“You mean you don’t like to see Miss Peele smoke,” said Patience, mischievously.
He flushed, then laughed. “Well, perhaps that is it. They are all charming, these girls, but there is something about Miss Peele that distinguishes her. Did you ever notice it?”
“Oh, yes. She is herself, and these others are twelve for a dozen.”
“That is it.” He glanced about at the girls in their bright gowns, which clung to their tiny waists and hips, their narrow chests and modest busts, with the wrinkleless perfection that has made the modern milliner the god he is. Their polished skin and brilliant shallow eyes, their elegant sexless forms, their haughty poise and supercilious air, laid aside among themselves but always in reserve, their consciousness of caste, were the several parts of a unique and homogeneous effect, which, Patience confided to Mr. Wynne, must mark out the New York girl in whatever wilds she trod.
“Oh, it does,” he said. “The New York girl is sui generis, and so thoroughly artificial a product that it seems incredible she can exist through another generation. I will venture to predict that the species will be extinct in three, and that American women of a larger and more human type will gradually be drawn into New York, and found a new race, so to speak. Why, it seems to me that the children of these women must be pigmies—imagine one of those girls being the mother of a man. It is well that New York is not America.”
Involuntarily Patience’s eyes wandered to Hal. Her waist was as small, her figure as unwomanly as the others.
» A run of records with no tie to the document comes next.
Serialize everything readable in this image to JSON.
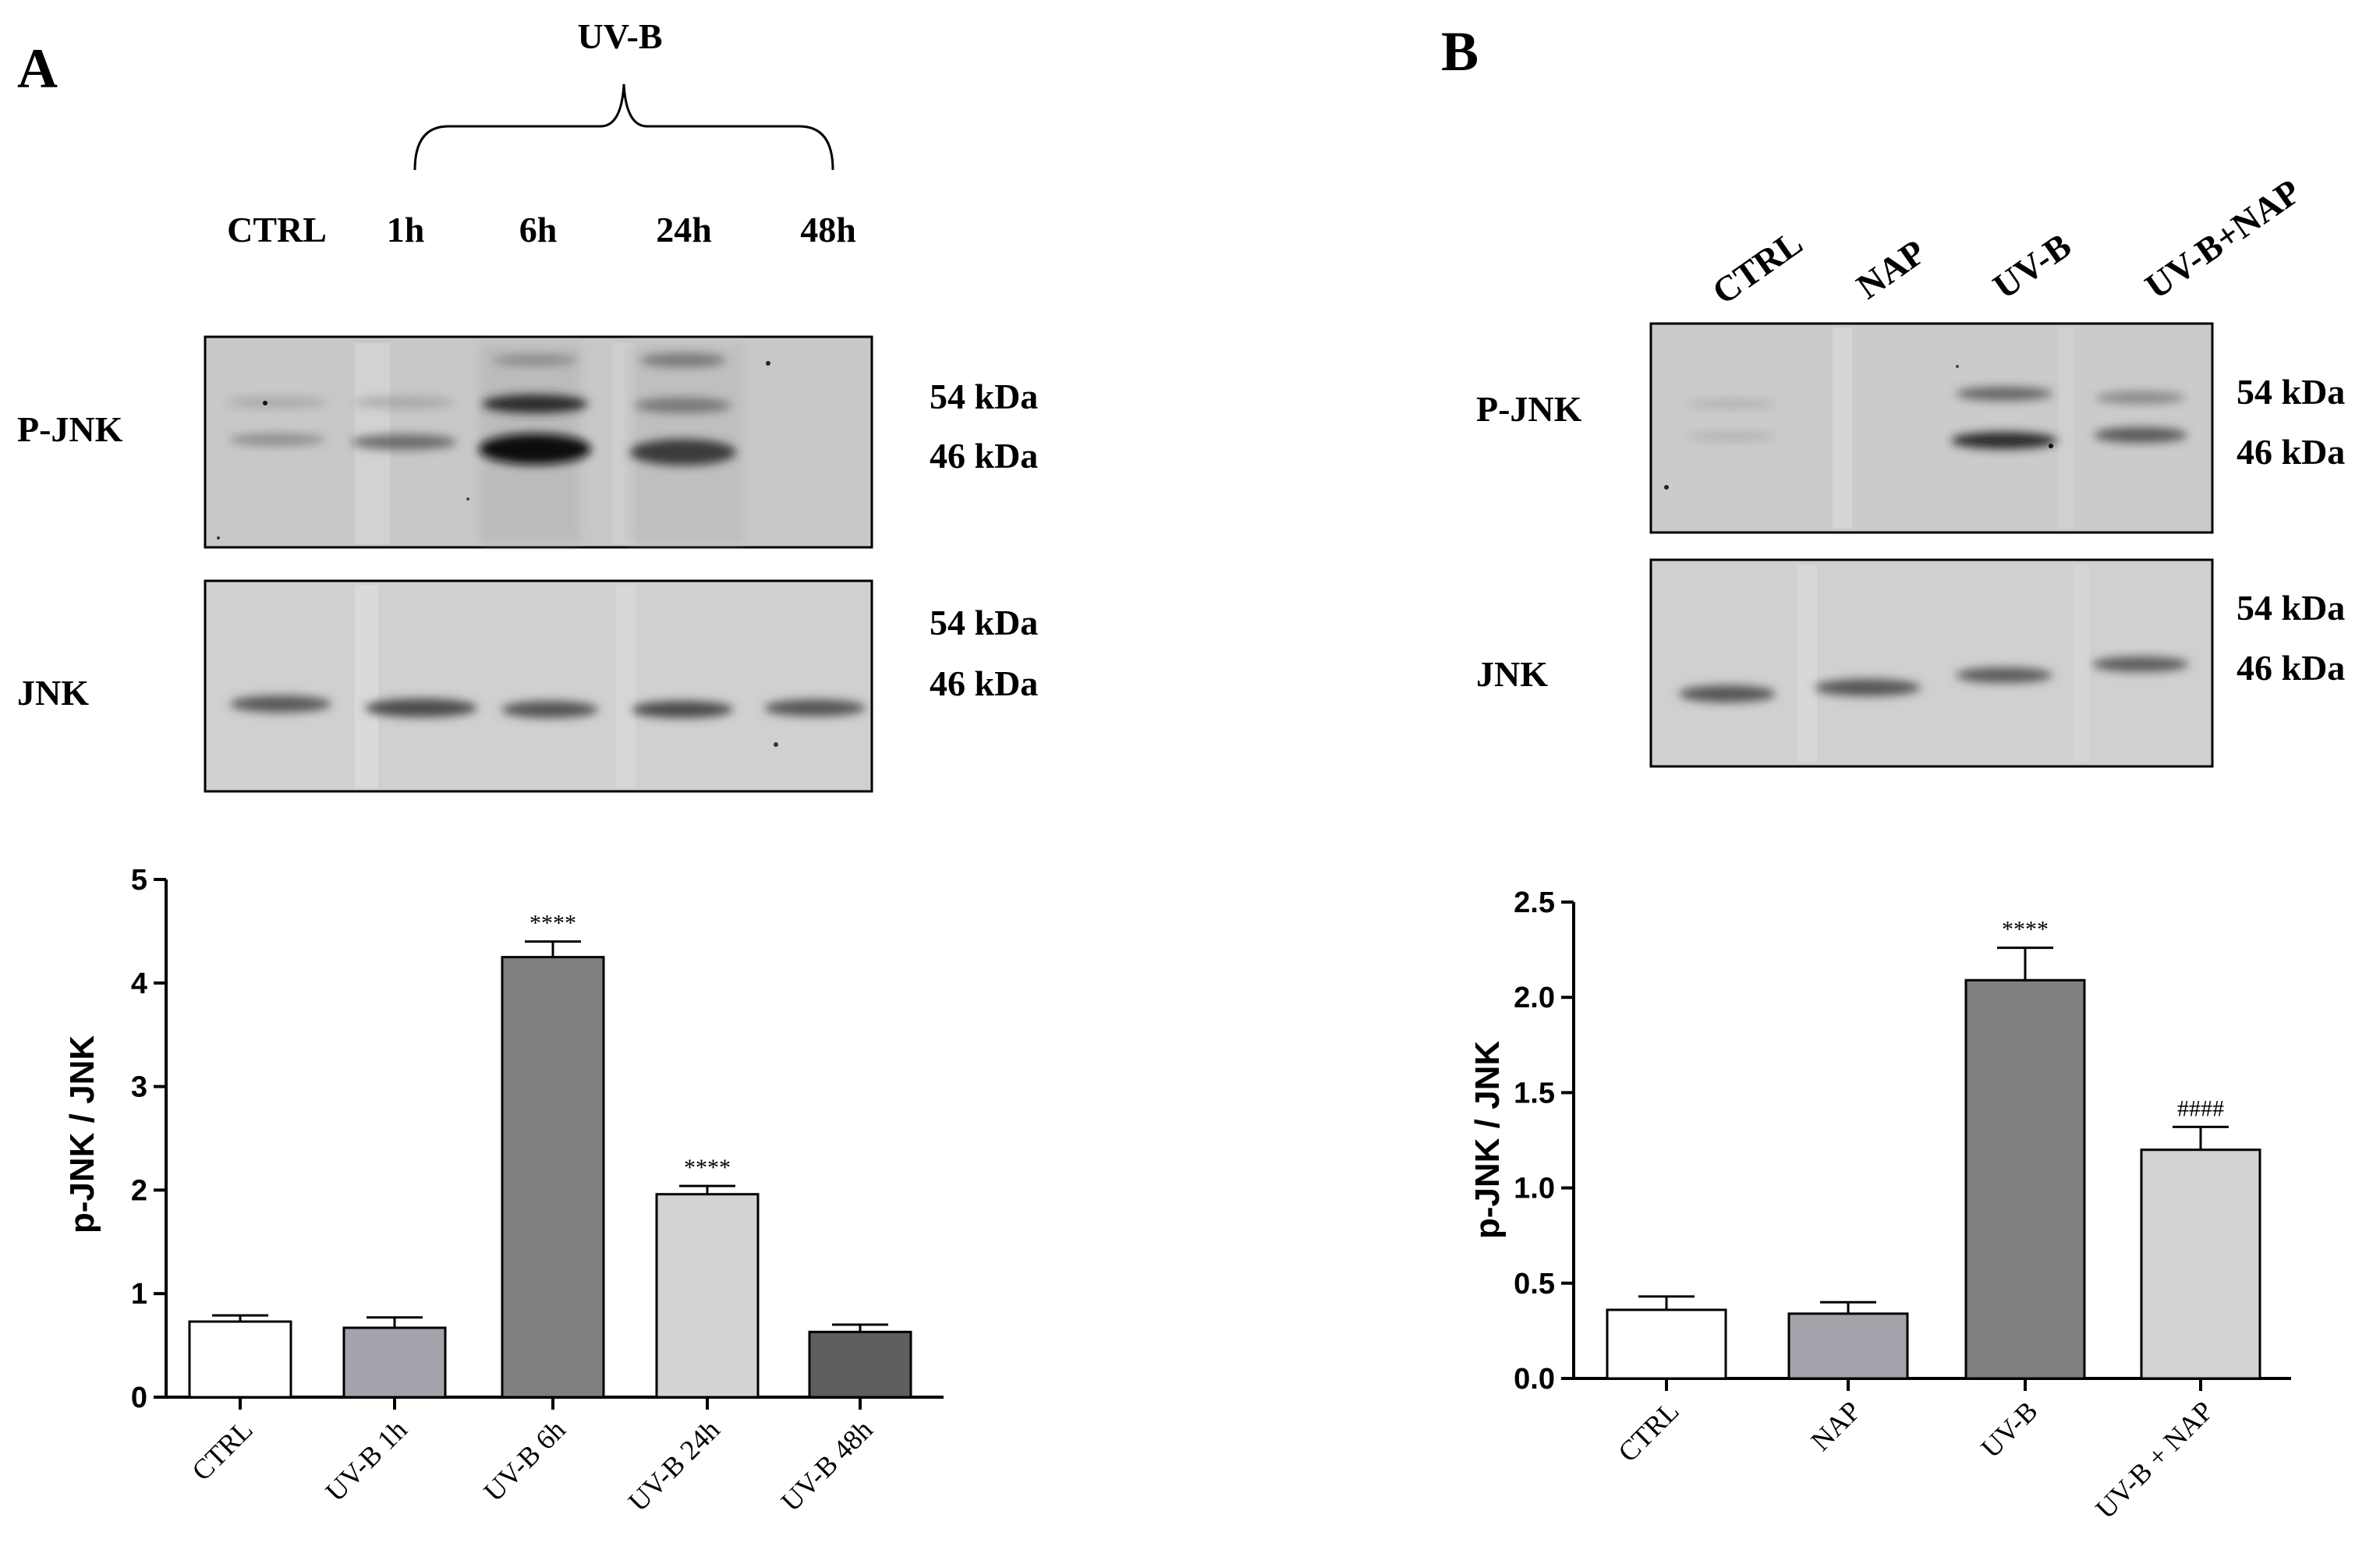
{
  "colors": {
    "white": "#ffffff",
    "light_gray": "#d3d3d3",
    "medium_gray": "#a3a3ab",
    "dark_gray": "#808080",
    "darkest_gray": "#5f5f5f",
    "blot_bg_phospho": "#c7c7c7",
    "blot_bg_total": "#cfcfcf",
    "band": "#3a3a3a"
  },
  "panel_a": {
    "letter": "A",
    "uvb_label": "UV-B",
    "lane_labels": [
      "CTRL",
      "1h",
      "6h",
      "24h",
      "48h"
    ],
    "pjnk_label": "P-JNK",
    "jnk_label": "JNK",
    "pjnk_kda": [
      "54 kDa",
      "46 kDa"
    ],
    "jnk_kda": [
      "54 kDa",
      "46 kDa"
    ]
  },
  "panel_b": {
    "letter": "B",
    "lane_labels": [
      "CTRL",
      "NAP",
      "UV-B",
      "UV-B+NAP"
    ],
    "pjnk_label": "P-JNK",
    "jnk_label": "JNK",
    "pjnk_kda": [
      "54 kDa",
      "46 kDa"
    ],
    "jnk_kda": [
      "54 kDa",
      "46 kDa"
    ]
  },
  "chart_data": [
    {
      "type": "bar",
      "panel": "A",
      "title": "",
      "xlabel": "",
      "ylabel": "p-JNK / JNK",
      "ylim": [
        0,
        5
      ],
      "yticks": [
        "0",
        "1",
        "2",
        "3",
        "4",
        "5"
      ],
      "categories": [
        "CTRL",
        "UV-B 1h",
        "UV-B 6h",
        "UV-B 24h",
        "UV-B 48h"
      ],
      "values": [
        0.73,
        0.67,
        4.25,
        1.96,
        0.63
      ],
      "errors": [
        0.06,
        0.1,
        0.15,
        0.08,
        0.07
      ],
      "annotations": [
        "",
        "",
        "****",
        "****",
        ""
      ],
      "bar_colors": [
        "white",
        "medium_gray",
        "dark_gray",
        "light_gray",
        "darkest_gray"
      ],
      "grid": false
    },
    {
      "type": "bar",
      "panel": "B",
      "title": "",
      "xlabel": "",
      "ylabel": "p-JNK / JNK",
      "ylim": [
        0,
        2.5
      ],
      "yticks": [
        "0.0",
        "0.5",
        "1.0",
        "1.5",
        "2.0",
        "2.5"
      ],
      "categories": [
        "CTRL",
        "NAP",
        "UV-B",
        "UV-B + NAP"
      ],
      "values": [
        0.36,
        0.34,
        2.09,
        1.2
      ],
      "errors": [
        0.07,
        0.06,
        0.17,
        0.12
      ],
      "annotations": [
        "",
        "",
        "****",
        "####"
      ],
      "bar_colors": [
        "white",
        "medium_gray",
        "dark_gray",
        "light_gray"
      ],
      "grid": false
    }
  ]
}
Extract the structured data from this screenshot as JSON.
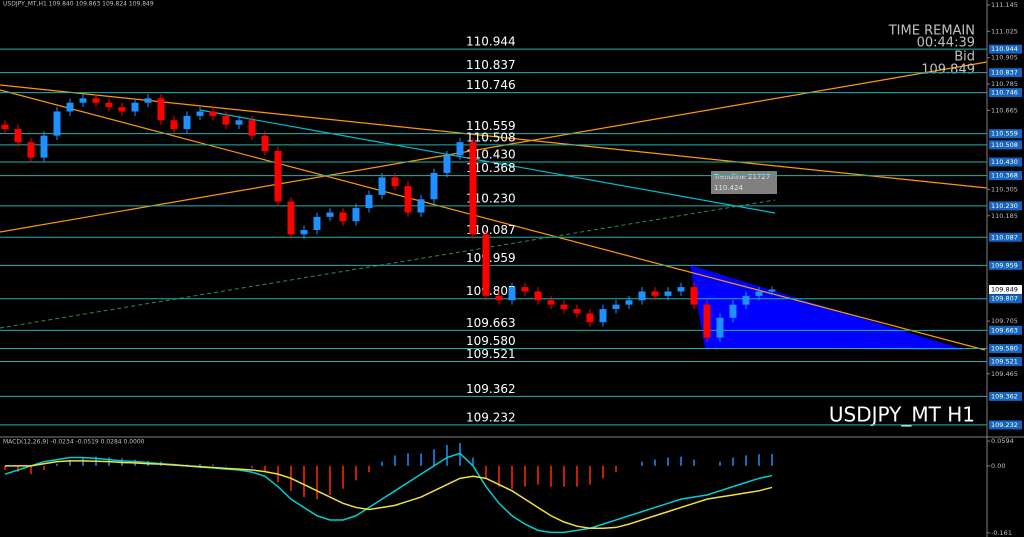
{
  "chart_data": [
    {
      "type": "candlestick",
      "title": "USDJPY_MT,H1  109.840 109.863 109.824 109.849",
      "watermark": "USDJPY_MT H1",
      "up_color": "#1e90ff",
      "down_color": "#ff0000",
      "level_color": "#20b2aa",
      "open": [
        110.6,
        110.58,
        110.52,
        110.45,
        110.55,
        110.66,
        110.7,
        110.72,
        110.7,
        110.68,
        110.66,
        110.7,
        110.72,
        110.62,
        110.58,
        110.64,
        110.66,
        110.64,
        110.6,
        110.62,
        110.55,
        110.48,
        110.25,
        110.1,
        110.12,
        110.18,
        110.2,
        110.16,
        110.22,
        110.28,
        110.36,
        110.32,
        110.2,
        110.26,
        110.38,
        110.46,
        110.52,
        110.1,
        109.82,
        109.8,
        109.86,
        109.84,
        109.8,
        109.78,
        109.76,
        109.74,
        109.7,
        109.76,
        109.78,
        109.8,
        109.84,
        109.82,
        109.84,
        109.86,
        109.78,
        109.63,
        109.72,
        109.78,
        109.82,
        109.84
      ],
      "high": [
        110.62,
        110.6,
        110.54,
        110.57,
        110.68,
        110.72,
        110.74,
        110.74,
        110.72,
        110.7,
        110.72,
        110.74,
        110.74,
        110.64,
        110.66,
        110.68,
        110.68,
        110.66,
        110.64,
        110.64,
        110.57,
        110.5,
        110.27,
        110.14,
        110.2,
        110.22,
        110.22,
        110.24,
        110.3,
        110.38,
        110.38,
        110.34,
        110.28,
        110.4,
        110.48,
        110.54,
        110.54,
        110.12,
        109.84,
        109.88,
        109.88,
        109.86,
        109.82,
        109.8,
        109.78,
        109.76,
        109.78,
        109.8,
        109.82,
        109.86,
        109.86,
        109.86,
        109.88,
        109.88,
        109.8,
        109.74,
        109.8,
        109.84,
        109.86,
        109.863
      ],
      "low": [
        110.56,
        110.5,
        110.43,
        110.43,
        110.53,
        110.64,
        110.68,
        110.68,
        110.66,
        110.64,
        110.64,
        110.68,
        110.6,
        110.56,
        110.56,
        110.62,
        110.62,
        110.58,
        110.58,
        110.53,
        110.46,
        110.23,
        110.08,
        110.08,
        110.1,
        110.16,
        110.14,
        110.14,
        110.2,
        110.26,
        110.3,
        110.18,
        110.18,
        110.24,
        110.36,
        110.44,
        110.08,
        109.8,
        109.78,
        109.78,
        109.82,
        109.78,
        109.76,
        109.74,
        109.72,
        109.68,
        109.68,
        109.74,
        109.76,
        109.78,
        109.8,
        109.8,
        109.82,
        109.76,
        109.61,
        109.61,
        109.7,
        109.76,
        109.8,
        109.824
      ],
      "close": [
        110.58,
        110.52,
        110.45,
        110.55,
        110.66,
        110.7,
        110.72,
        110.7,
        110.68,
        110.66,
        110.7,
        110.72,
        110.62,
        110.58,
        110.64,
        110.66,
        110.64,
        110.6,
        110.62,
        110.55,
        110.48,
        110.25,
        110.1,
        110.12,
        110.18,
        110.2,
        110.16,
        110.22,
        110.28,
        110.36,
        110.32,
        110.2,
        110.26,
        110.38,
        110.46,
        110.52,
        110.1,
        109.82,
        109.8,
        109.86,
        109.84,
        109.8,
        109.78,
        109.76,
        109.74,
        109.7,
        109.76,
        109.78,
        109.8,
        109.84,
        109.82,
        109.84,
        109.86,
        109.78,
        109.63,
        109.72,
        109.78,
        109.82,
        109.84,
        109.849
      ],
      "ylim": [
        109.177,
        111.168
      ],
      "yticks": [
        111.145,
        111.025,
        110.905,
        110.785,
        110.665,
        110.305,
        110.185,
        109.705,
        109.465
      ],
      "levels": [
        110.944,
        110.837,
        110.746,
        110.559,
        110.508,
        {
          "value": 110.43,
          "label": "110.430"
        },
        110.368,
        {
          "value": 110.23,
          "label": "110.230"
        },
        110.087,
        109.959,
        109.807,
        109.663,
        {
          "value": 109.58,
          "label": "109.580"
        },
        109.521,
        109.362,
        109.232
      ],
      "trendline": {
        "name": "Trendline 21727",
        "value": 110.424
      },
      "time_remain": {
        "title": "TIME REMAIN",
        "time": "00:44:39",
        "bid_label": "Bid",
        "bid": 109.849
      }
    },
    {
      "type": "macd",
      "title": "MACD(12,26,9) -0.0234 -0.0519 0.0284 0.0000",
      "ylim": [
        -0.171,
        0.0693
      ],
      "yticks": [
        0.0594,
        {
          "value": 0,
          "label": "0.00"
        },
        -0.161
      ],
      "histogram": {
        "up_color": "#1e90ff",
        "down_color": "#ff2a00",
        "values": [
          -0.01,
          -0.015,
          -0.02,
          -0.01,
          0.005,
          0.015,
          0.02,
          0.022,
          0.02,
          0.018,
          0.015,
          0.012,
          0.01,
          0.005,
          0.003,
          0.004,
          0.003,
          0.001,
          0,
          -0.005,
          -0.015,
          -0.04,
          -0.06,
          -0.075,
          -0.08,
          -0.07,
          -0.055,
          -0.035,
          -0.015,
          0.01,
          0.025,
          0.03,
          0.03,
          0.04,
          0.05,
          0.055,
          0.02,
          -0.03,
          -0.05,
          -0.055,
          -0.05,
          -0.045,
          -0.05,
          -0.05,
          -0.05,
          -0.045,
          -0.03,
          -0.015,
          0,
          0.01,
          0.015,
          0.02,
          0.022,
          0.015,
          0,
          0.01,
          0.02,
          0.025,
          0.028,
          0.0284
        ]
      },
      "series": [
        {
          "color": "#00ced1",
          "values": [
            -0.02,
            -0.01,
            0,
            0.01,
            0.015,
            0.02,
            0.02,
            0.018,
            0.015,
            0.012,
            0.01,
            0.008,
            0.005,
            0.003,
            0,
            -0.003,
            -0.005,
            -0.008,
            -0.01,
            -0.015,
            -0.025,
            -0.05,
            -0.08,
            -0.1,
            -0.12,
            -0.13,
            -0.13,
            -0.12,
            -0.1,
            -0.08,
            -0.06,
            -0.04,
            -0.02,
            0,
            0.02,
            0.03,
            0,
            -0.05,
            -0.09,
            -0.12,
            -0.14,
            -0.155,
            -0.16,
            -0.16,
            -0.155,
            -0.15,
            -0.14,
            -0.13,
            -0.12,
            -0.11,
            -0.1,
            -0.09,
            -0.08,
            -0.075,
            -0.07,
            -0.06,
            -0.05,
            -0.04,
            -0.03,
            -0.0234
          ]
        },
        {
          "color": "#f0e040",
          "values": [
            0,
            0,
            0,
            0.005,
            0.01,
            0.012,
            0.012,
            0.011,
            0.01,
            0.008,
            0.007,
            0.005,
            0.004,
            0.002,
            0,
            -0.002,
            -0.004,
            -0.006,
            -0.008,
            -0.01,
            -0.014,
            -0.02,
            -0.03,
            -0.045,
            -0.06,
            -0.075,
            -0.09,
            -0.1,
            -0.105,
            -0.1,
            -0.095,
            -0.085,
            -0.075,
            -0.06,
            -0.045,
            -0.03,
            -0.025,
            -0.03,
            -0.045,
            -0.06,
            -0.08,
            -0.1,
            -0.12,
            -0.135,
            -0.145,
            -0.15,
            -0.15,
            -0.148,
            -0.14,
            -0.13,
            -0.12,
            -0.11,
            -0.1,
            -0.09,
            -0.08,
            -0.075,
            -0.07,
            -0.065,
            -0.06,
            -0.0519
          ]
        }
      ]
    }
  ]
}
“It is true,” said Wynne, answering her thought; “but she is so charming that one is quite willing she should do nothing further for the human race.”
Patience burst into a light laugh.
“What’s the matter?” asked Wynne.
“It suddenly struck me—the almost comical difference between these girls and the ‘Y’s,’ and the ‘King’s Daughters.’ It does not seem possible that such types can exist within ten miles of each other. I should explain that I have passed the last three years in a country town.”